第1夜
「ねえ、どうして私はみんなにいじめられるの?」
まだ幼かった私は、村の子供たちが自分のことをからかって言う「孤児」の意味を理解していなかった。ただ毎日泣いては同じ質問をし、シスターを困らせていた。
「…それはあなたが素敵だからですよ」
そして毎回、シスターは同じ答えを言うのだ。
「うそだよ。ステキな人はいじめられないんだよ」
「嘘じゃありませんよ。皆、あなたが素敵だから羨ましくていじめてしまうのです」
膝の上に顔を伏せて泣く私の頭を撫でながら、シスターは優しく語りかけてくれた。そして『私の素敵な部分』を指を数えて挙げていくのだ。

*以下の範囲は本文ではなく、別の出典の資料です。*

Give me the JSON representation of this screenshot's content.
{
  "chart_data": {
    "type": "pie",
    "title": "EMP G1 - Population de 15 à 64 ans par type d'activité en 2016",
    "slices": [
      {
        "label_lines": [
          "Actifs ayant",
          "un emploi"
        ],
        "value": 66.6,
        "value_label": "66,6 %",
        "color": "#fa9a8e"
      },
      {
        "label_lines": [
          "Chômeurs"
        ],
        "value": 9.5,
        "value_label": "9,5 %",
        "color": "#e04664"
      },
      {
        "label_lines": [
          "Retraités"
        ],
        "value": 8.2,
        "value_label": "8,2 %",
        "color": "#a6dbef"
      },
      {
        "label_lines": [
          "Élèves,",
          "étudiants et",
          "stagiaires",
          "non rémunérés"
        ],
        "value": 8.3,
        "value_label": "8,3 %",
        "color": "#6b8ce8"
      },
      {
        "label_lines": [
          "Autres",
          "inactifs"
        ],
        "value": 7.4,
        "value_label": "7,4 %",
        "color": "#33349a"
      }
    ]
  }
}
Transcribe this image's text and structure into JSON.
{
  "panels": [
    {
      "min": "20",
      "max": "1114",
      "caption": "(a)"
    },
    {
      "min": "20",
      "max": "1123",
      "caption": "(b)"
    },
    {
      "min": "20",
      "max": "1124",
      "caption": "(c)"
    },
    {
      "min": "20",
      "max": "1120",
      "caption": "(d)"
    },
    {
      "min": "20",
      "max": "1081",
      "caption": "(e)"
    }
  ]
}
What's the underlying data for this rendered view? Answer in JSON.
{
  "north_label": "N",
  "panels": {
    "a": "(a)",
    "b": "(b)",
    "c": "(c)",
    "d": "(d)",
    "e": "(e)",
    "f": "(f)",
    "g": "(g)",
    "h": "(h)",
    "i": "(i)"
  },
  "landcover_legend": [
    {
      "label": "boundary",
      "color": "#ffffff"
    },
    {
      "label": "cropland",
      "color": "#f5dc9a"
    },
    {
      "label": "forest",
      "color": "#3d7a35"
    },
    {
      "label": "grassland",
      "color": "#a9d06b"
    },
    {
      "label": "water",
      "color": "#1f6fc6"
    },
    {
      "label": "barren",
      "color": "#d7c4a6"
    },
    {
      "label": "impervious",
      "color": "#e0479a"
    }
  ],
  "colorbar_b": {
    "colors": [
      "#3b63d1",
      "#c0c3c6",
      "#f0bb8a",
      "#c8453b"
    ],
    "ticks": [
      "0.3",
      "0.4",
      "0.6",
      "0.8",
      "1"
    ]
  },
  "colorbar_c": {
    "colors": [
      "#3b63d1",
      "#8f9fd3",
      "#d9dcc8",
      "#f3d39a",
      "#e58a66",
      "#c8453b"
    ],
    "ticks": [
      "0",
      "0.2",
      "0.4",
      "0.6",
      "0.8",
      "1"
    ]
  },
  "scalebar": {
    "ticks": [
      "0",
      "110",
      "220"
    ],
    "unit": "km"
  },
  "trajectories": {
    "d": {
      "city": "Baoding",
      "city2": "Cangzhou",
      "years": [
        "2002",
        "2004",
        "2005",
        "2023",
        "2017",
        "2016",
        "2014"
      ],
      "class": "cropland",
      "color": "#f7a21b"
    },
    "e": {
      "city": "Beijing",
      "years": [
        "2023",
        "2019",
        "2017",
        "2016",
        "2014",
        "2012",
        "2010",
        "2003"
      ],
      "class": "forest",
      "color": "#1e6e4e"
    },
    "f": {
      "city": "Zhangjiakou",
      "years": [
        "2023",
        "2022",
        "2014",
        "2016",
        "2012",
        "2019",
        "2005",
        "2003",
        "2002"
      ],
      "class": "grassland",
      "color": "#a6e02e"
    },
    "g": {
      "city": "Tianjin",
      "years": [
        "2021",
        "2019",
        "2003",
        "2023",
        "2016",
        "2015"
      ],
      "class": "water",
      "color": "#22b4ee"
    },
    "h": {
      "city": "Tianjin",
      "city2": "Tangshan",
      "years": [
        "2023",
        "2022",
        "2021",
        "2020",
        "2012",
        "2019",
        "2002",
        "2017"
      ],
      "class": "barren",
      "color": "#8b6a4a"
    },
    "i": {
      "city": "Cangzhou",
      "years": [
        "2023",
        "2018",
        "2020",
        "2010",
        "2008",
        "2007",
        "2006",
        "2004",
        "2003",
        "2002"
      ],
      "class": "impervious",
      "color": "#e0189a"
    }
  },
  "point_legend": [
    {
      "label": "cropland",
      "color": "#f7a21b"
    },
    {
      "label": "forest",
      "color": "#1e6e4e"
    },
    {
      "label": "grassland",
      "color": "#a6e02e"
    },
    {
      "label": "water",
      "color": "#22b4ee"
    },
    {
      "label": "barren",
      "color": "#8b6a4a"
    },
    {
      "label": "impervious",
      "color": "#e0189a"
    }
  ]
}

「ひとつ、鮮やかな桃色の髪の毛。ふたつ、泣き虫なところ。みっつ、誰の悪口も言わないところ。よっつ、真っ白でキレイなガラスのリング。いつつ……誰よりも強い正義を持っている。ほら!五つも素敵なところがあった!」
「…なきむしって、いいことなの?」
「わかりません。確かに泣くことよりも笑うことの方が楽しいかも知れませんが…でもね、私はこう思うんです」
どこか遠くを見ながら、夢を見るような目でシスターは話す。窓の外に降る雪が、その目の中に映り込んでチラチラと光っていた。
「誰かのために泣ける人って、とっても心が優しい証拠なんだと思うんです。…もちろん笑うことがいけない事だとは言いませんが」
「よくわかんない」
シスターの膝の上によじ登り、ぽすっと腕の中におさまる。クスクスとシスターは笑いながら私を抱きしめた。
「わからなくてもいいんです。今はまだね。だけど、これだけは覚えていてくだい」
音もなく降る雪は、藍色の空からどことなく現れて、風に乗って飛んでいく。雪とともにうっすらと消えゆく記憶の中で、シスターの声だけは響いていた。
「あなたの五個の素敵なところ。それだけは忘れないで。大丈夫よナターシャ。あなたは誰よりも、強く優しい子だから…………」
あれから約十年、少女は育ての親の死去をきっかけに、孤児院を出た。長い波打つ桃色の髪。右手の人差し指にはめた白く光を反射するガラスのリング。背中からは弧を描く細い弓がにょっきりとのびている。
王都から離れた、どこのギルドにも属さないその村ではある噂で持ちきりだった。それは、「あのおてんば娘ナターシャが、黒の魔王討伐に行くらしい」というものだった。